Opinion ID: 2398540
Heading Depth: 1
Heading Rank: 3

Heading: emotional outbursts

Text: The defendants also argue that the prosecutrix's conduct on the witness stand was so highly emotional that it prevented them from effectively cross-examining her, made a fair and impartial trial impossible, and consequently called for favorable action on their several motions for a mistrial. To deny those motions, they contend, was error. It is, of course, true that there are cases where a witness' displays of emotion are so frequent and so intense that they produce such passion and prejudice as to justify taking a case from the jury. But whether or not they produce that result is a matter which under established case law rests largely in a trial justice's sound judicial discretion, and, except in an instance where that discretion is clearly shown to have been abused, his refusal to grant a mistrial because of a complaining witness' outbursts, outcries and the like will not be disturbed. Commonwealth v. Dies, 248 Mass. 482, 487-88, 143 N.E. 506, 508-09 (1924) ; State v. Cox, 172 Minn. 226, 228, 215 N.W. 189, 190 (1927) ; State v. Schaffer, 354 S.W.2d 829, 833-34 (Mo.1962) ; State v. Gill, 243 Or. 621, 622, 415 P.2d 166, 167 (1966) ; Annot., 46 A.L.R.2d 949 (1956).

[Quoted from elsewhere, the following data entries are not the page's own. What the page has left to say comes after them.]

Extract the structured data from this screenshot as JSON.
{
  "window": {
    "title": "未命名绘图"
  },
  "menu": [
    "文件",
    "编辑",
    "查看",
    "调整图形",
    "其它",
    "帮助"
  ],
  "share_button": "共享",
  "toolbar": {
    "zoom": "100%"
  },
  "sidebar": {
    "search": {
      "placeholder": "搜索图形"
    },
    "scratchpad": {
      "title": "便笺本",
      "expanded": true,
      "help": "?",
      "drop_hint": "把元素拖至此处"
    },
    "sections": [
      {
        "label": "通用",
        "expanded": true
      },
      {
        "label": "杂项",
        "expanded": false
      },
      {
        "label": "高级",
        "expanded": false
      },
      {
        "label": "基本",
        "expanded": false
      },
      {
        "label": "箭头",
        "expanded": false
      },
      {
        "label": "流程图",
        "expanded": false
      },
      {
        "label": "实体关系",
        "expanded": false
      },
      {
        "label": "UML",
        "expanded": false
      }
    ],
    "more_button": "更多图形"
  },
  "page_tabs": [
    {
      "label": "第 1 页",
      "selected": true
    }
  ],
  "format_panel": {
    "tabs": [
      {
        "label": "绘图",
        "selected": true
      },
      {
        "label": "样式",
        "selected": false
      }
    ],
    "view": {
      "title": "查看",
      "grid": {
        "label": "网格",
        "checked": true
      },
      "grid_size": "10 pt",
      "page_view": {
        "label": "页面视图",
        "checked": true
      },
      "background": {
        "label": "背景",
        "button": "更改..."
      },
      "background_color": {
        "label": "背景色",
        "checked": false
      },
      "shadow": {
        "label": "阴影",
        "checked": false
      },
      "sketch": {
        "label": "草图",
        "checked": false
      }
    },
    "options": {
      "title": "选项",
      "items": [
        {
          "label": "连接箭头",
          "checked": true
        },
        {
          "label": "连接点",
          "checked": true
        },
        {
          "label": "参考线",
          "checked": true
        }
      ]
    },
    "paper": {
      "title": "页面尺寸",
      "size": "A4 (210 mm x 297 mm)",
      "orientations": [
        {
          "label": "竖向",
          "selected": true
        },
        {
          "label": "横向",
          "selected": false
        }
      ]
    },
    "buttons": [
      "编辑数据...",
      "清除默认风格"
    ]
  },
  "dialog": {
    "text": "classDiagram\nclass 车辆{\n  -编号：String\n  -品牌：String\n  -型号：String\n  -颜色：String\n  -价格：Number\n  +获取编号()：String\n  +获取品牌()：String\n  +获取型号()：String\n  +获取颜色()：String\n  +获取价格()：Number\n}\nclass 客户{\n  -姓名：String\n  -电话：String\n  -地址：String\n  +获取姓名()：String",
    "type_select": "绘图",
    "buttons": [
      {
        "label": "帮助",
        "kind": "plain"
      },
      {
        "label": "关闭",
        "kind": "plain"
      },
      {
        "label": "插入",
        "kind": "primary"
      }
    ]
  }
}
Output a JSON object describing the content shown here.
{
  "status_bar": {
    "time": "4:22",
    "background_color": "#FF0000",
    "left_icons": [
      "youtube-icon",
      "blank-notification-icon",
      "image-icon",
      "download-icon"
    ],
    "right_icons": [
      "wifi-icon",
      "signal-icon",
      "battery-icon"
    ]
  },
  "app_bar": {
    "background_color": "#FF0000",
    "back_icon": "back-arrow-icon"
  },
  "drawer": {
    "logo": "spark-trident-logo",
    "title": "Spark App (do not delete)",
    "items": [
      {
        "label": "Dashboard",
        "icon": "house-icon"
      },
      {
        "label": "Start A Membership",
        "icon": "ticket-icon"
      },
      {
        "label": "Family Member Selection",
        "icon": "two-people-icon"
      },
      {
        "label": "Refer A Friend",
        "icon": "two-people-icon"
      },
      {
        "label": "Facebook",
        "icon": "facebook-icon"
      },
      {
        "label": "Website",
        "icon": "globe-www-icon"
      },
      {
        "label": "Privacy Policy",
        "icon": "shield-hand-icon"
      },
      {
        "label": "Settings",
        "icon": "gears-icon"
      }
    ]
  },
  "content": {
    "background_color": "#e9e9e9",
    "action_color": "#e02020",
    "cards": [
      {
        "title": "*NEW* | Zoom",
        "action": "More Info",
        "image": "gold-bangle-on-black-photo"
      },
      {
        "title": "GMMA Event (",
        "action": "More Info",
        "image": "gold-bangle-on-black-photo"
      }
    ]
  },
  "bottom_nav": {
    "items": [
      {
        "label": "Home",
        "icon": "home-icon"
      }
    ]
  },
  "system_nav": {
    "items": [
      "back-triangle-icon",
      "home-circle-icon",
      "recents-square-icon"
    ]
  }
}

In denying defendants' motions for a mistrial in this case the trial justice in effect held that the prosecutrix's emotional outbursts in the light of all the circumstances seemed to him to be inevitable, and he also specifically stated his satisfaction that the prosecutrix's conduct had not interfered with an effective cross-examination. The defendants refer to nothing in the record that would justify our concluding that in so finding he abused his discretion.